The law and order situation in Quetta is far from satisfactory. The attack on a school, assault on a rickshaw driver, and the martyrdom of a policeman in ‘targeted’ gun attack in less than forty-eight hours mean that the miscreants operate in the provincial capital quite easily. What is saddening is that the perilous law and order situation in Balochistan rarely finds any mention in the public discourse. If this is the law and order situation of the capital of Balochistan, one can well imagine the security measures in the rest of the province. Though law enforcement agencies have successfully established the writ of the state in the rest of the country; however, the restive province of Balochistan is yet to be secured.

Tehreek-i-Taliban Pakistan (TTP) has already claimed responsibility for the killing of the policeman. Police department stands out as the government institution that has been targeted than any other department of the state in Balochistan. Death hunts police in the province to put it bluntly.

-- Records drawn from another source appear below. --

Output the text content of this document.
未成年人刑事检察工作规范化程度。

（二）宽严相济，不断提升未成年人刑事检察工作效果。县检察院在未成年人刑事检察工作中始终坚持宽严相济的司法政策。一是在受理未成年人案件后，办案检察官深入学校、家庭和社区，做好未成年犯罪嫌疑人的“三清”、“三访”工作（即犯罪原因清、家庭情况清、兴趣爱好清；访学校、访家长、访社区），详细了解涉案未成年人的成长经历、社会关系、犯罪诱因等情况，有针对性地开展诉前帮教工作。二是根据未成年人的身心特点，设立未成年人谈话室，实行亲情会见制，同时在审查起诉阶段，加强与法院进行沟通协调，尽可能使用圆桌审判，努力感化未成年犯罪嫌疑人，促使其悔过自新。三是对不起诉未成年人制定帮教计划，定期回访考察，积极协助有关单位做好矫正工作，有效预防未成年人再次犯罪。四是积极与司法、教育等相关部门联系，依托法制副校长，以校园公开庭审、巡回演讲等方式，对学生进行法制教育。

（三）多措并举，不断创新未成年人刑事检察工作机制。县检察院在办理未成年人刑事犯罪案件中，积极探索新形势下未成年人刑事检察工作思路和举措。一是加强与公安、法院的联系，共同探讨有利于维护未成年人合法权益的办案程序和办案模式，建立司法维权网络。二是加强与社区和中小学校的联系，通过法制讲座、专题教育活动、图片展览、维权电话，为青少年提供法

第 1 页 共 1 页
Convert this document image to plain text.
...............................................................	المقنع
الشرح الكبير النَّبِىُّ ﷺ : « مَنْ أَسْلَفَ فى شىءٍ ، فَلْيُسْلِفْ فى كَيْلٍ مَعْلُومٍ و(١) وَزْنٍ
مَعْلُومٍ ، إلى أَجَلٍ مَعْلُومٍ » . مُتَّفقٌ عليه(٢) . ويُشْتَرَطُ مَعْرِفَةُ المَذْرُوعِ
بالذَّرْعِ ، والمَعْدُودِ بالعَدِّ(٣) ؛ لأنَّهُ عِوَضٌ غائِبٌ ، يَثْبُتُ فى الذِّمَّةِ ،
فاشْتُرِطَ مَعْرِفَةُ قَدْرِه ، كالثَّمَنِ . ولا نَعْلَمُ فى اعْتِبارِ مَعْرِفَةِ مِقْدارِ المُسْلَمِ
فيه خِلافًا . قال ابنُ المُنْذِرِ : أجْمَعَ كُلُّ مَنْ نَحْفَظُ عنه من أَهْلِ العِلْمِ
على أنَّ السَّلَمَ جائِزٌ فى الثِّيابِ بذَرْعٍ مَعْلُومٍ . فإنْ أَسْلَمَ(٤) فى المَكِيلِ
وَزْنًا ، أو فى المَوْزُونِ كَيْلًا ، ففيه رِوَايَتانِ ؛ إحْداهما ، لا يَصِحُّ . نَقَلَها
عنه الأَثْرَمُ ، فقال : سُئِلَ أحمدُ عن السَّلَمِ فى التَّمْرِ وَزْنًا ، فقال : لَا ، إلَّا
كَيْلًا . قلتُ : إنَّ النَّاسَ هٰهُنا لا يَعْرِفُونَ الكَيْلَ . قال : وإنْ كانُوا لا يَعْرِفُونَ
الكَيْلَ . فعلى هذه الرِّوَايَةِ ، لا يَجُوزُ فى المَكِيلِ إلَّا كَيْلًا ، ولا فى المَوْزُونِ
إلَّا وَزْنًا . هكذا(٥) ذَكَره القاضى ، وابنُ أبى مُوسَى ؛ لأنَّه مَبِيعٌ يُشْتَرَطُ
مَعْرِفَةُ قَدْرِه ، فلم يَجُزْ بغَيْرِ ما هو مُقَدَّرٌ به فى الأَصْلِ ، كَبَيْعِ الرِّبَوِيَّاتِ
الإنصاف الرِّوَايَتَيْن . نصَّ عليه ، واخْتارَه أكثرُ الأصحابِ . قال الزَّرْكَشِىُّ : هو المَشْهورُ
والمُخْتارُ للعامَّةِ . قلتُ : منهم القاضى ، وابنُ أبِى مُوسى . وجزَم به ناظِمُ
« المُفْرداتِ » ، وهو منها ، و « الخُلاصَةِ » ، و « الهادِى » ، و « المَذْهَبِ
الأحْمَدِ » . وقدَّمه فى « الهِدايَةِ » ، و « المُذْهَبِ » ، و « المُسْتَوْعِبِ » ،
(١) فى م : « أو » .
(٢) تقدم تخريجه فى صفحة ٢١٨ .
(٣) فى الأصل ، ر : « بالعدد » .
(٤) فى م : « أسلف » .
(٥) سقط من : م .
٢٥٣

One cannot restrain oneself but to ask the policymakers what steps they have taken so far to improve the unsatisfactory law and order situation in the province in general and prevent attacks against police in particular.

It seems that the National Action Plan (NAP) has failed in achieving its desired goal in the largest province of the country. The weak law and order situation in the region that brings life to a standstill quite regularly is probably the least concerning factor for the government. The provincial government and all other law enforcement agencies active in the province must be apprehensive of the militant organisation’s presence in the province. It is better to nub the evil in the bud. The admission of TTP for carrying out the attack establishes its presence in the territory. Before it grows a Frankenstein monster, it is wise for the state to launch a pre-emptive strike against the militant organisation.

Considering the socio-economic factors that make the area’s population the poorest of the poor in the country, the province is a potential nursery for recruiting of militants. The government can curb militancy in the region by adopting a multi-pronged policy having short, medium and long terms actions and goals. What the government needs to consider is that the two attacks, i.e., targeting of the school and attacking the police constable are major security lapses. The people in the area deserve a better law and order environment. They have suffered enough from militancy. It is high time for the state to show some action to establish its writ in the region.